Hazır giyimin Türkiye için önemli bir sektör olduğunu dile getiren Öztürk, marka konusunun önemine değinerek şunları söyledi: “İtalya hazır giyimde olduğu gibi aynı şekilde mobilyada da ön planda olan bir ülke. Çünkü İtalya’nın kendisi bir marka. Siz, ürünü aldığınız zaman markayı mı alıyorsunuz yoksa Made in Italy’i mi alıyorsunuz? İşte bizim çözmemiz gereken nokta bu.”

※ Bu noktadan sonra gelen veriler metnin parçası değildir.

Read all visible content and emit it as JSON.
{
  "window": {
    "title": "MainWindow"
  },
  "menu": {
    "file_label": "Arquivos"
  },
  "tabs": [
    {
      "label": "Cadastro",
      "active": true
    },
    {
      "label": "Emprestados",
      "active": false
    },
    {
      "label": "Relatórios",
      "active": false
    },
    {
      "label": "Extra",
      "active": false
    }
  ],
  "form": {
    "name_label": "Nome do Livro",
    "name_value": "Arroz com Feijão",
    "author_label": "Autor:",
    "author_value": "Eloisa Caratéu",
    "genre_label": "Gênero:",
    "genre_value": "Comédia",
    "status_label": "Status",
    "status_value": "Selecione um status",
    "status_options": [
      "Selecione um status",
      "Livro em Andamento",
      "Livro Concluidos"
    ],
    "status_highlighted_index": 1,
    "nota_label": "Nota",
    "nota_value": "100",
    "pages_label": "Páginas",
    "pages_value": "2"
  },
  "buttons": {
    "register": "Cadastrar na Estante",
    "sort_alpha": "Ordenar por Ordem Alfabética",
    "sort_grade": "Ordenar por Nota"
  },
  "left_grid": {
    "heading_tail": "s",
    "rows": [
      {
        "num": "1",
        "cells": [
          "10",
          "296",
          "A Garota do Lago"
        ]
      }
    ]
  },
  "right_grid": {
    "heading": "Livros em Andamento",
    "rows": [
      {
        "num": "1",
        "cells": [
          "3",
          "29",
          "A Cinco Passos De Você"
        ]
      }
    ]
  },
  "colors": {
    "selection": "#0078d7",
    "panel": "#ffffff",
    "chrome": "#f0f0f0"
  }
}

2025 yılında en büyük beklentilerinin faiz ve enflasyonun düşmesi, dövizin de ideal noktaya gelmesi olduğuna dikkat çeken Öztürk, “Eğer bu olmazsa hazır giyim sektörü daha doğrusu emek yoğun sektörler ülkemizde sıkıntıya girecek. Çünkü özellikle bizim sektör faizi, enflasyonu ve düşük kuru sevmez. Bunların üçünü düzelttiğiniz zaman piyasa düzelir” diye konuştu.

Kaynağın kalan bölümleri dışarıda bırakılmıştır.